Forthbank Park
- Location: Stirling, Scotland
- Coordinates: 56°06′50″N 3°55′44″W﻿ / ﻿56.114°N 3.929°W
- Owner: King's Park F.C.
- Operator: King's Park F.C.
- Surface: Natural Grass

Construction
- Demolished: 1940

Tenant
- King's Park F.C.

= Forthbank Park =

Stadium in Stirling, Scotland

Forthbank Park was a sports venue in Stirling, Scotland until 1940. Forthbank park was home to King's Park F.C. until the beginning of World War II. During the war Forthbank was destroyed by the Luftwaffe. The ground was victim to the only German bomb strike on the town during the conflict. The majority of the stadium was damaged beyond financial repair by King's Park and was demolished. Shortly after the war King's Park closed down permanently.

== History ==

=== King's Park F.C. ===
Forthbank was the home ground of King's Park F.C. since the late 19th century until 1940 when the ground was destroyed. King's Park also hosted other sporting events at the ground, mostly animal racing. Crowd trouble at a home match against St Johnstone in October 1921 led to King's Park playing a home match against Vale of Leven at Dunblane's Duckburn Park.

=== Animal racing ===
Forthbank was one of a number of stadiums at the time to host animal racing. Greyhound racing started at Forthbank Park on 11 March 1932 and the track was independent (unlicensed). It was the only track in Scotland that also attempted Cheetah racing. The Scottish Football Association at the time was keen to put an end to this practice as, although the racing provided a financial lifeline to many smaller clubs including King's Park, they feared that it would lead to football becoming too reliant on gambling just like the races. An SFA inspection team deemed that the greyhound track at Forthbank encroached on to the pitch and as such it was removed, along with the source of income.

=== World War II end of an era ===
On 20 July 1940, the Luftwaffe dropped a bomb on the town of Stirling. The bomb fell on Forthbank partially destroying the stadium. King's Park made temporary repairs to the stadium and played two more games at the ground before the club was closed down. The club was finally given compensation from the War Office in 1953.

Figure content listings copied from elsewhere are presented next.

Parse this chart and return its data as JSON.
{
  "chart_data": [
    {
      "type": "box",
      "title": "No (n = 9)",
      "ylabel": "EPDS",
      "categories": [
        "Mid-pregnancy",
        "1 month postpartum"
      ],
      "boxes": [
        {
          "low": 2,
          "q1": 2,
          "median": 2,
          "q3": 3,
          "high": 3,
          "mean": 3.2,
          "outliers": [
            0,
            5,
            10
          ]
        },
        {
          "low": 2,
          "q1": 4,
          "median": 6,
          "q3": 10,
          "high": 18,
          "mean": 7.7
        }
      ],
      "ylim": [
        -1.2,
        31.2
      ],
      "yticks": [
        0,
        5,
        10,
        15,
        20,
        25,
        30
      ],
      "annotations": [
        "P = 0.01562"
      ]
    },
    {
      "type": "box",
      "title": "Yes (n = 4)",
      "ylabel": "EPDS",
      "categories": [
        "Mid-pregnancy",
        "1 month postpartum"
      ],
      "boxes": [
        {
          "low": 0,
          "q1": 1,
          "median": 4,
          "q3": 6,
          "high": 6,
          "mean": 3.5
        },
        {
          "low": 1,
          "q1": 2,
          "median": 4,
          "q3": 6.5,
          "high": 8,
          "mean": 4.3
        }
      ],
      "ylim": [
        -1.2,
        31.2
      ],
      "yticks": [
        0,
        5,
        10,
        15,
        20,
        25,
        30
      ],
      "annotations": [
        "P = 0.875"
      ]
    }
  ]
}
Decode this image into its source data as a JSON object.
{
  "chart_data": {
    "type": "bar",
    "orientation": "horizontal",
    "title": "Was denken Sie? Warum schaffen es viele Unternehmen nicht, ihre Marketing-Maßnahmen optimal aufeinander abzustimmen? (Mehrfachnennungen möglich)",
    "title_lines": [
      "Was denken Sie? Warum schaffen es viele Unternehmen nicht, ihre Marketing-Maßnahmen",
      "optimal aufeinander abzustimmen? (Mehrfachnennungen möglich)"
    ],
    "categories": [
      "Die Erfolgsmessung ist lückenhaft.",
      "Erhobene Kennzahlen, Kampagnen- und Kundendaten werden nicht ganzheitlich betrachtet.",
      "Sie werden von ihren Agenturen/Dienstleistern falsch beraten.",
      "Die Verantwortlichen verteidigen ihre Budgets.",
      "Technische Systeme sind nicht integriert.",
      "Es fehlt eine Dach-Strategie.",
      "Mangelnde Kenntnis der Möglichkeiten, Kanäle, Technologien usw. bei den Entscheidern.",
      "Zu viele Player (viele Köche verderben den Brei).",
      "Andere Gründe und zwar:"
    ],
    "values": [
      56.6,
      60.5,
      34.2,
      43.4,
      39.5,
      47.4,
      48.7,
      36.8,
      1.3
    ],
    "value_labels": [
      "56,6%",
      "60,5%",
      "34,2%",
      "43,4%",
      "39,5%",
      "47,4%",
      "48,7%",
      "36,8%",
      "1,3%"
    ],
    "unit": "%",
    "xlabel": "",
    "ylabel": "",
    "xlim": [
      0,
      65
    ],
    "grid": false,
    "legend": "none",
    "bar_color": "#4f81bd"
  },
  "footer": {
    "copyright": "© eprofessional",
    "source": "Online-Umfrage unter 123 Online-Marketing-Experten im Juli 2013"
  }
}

=== Stirling's future stadiums ===
This was not the end to football in Stirling as local business man Thomas Ferguson started up Stirling Albion F.C. in 1945 and shortly after purchased the Annfield estate to construct Annfield. Annfield remained the main football stadium in Stirling until 1993 when Stirling Council constructed Forthbank Stadium, on the outskirts of the town but situated about two-thirds of a mile (1 km) from the location of the original King's Park's old ground Forthbank Park.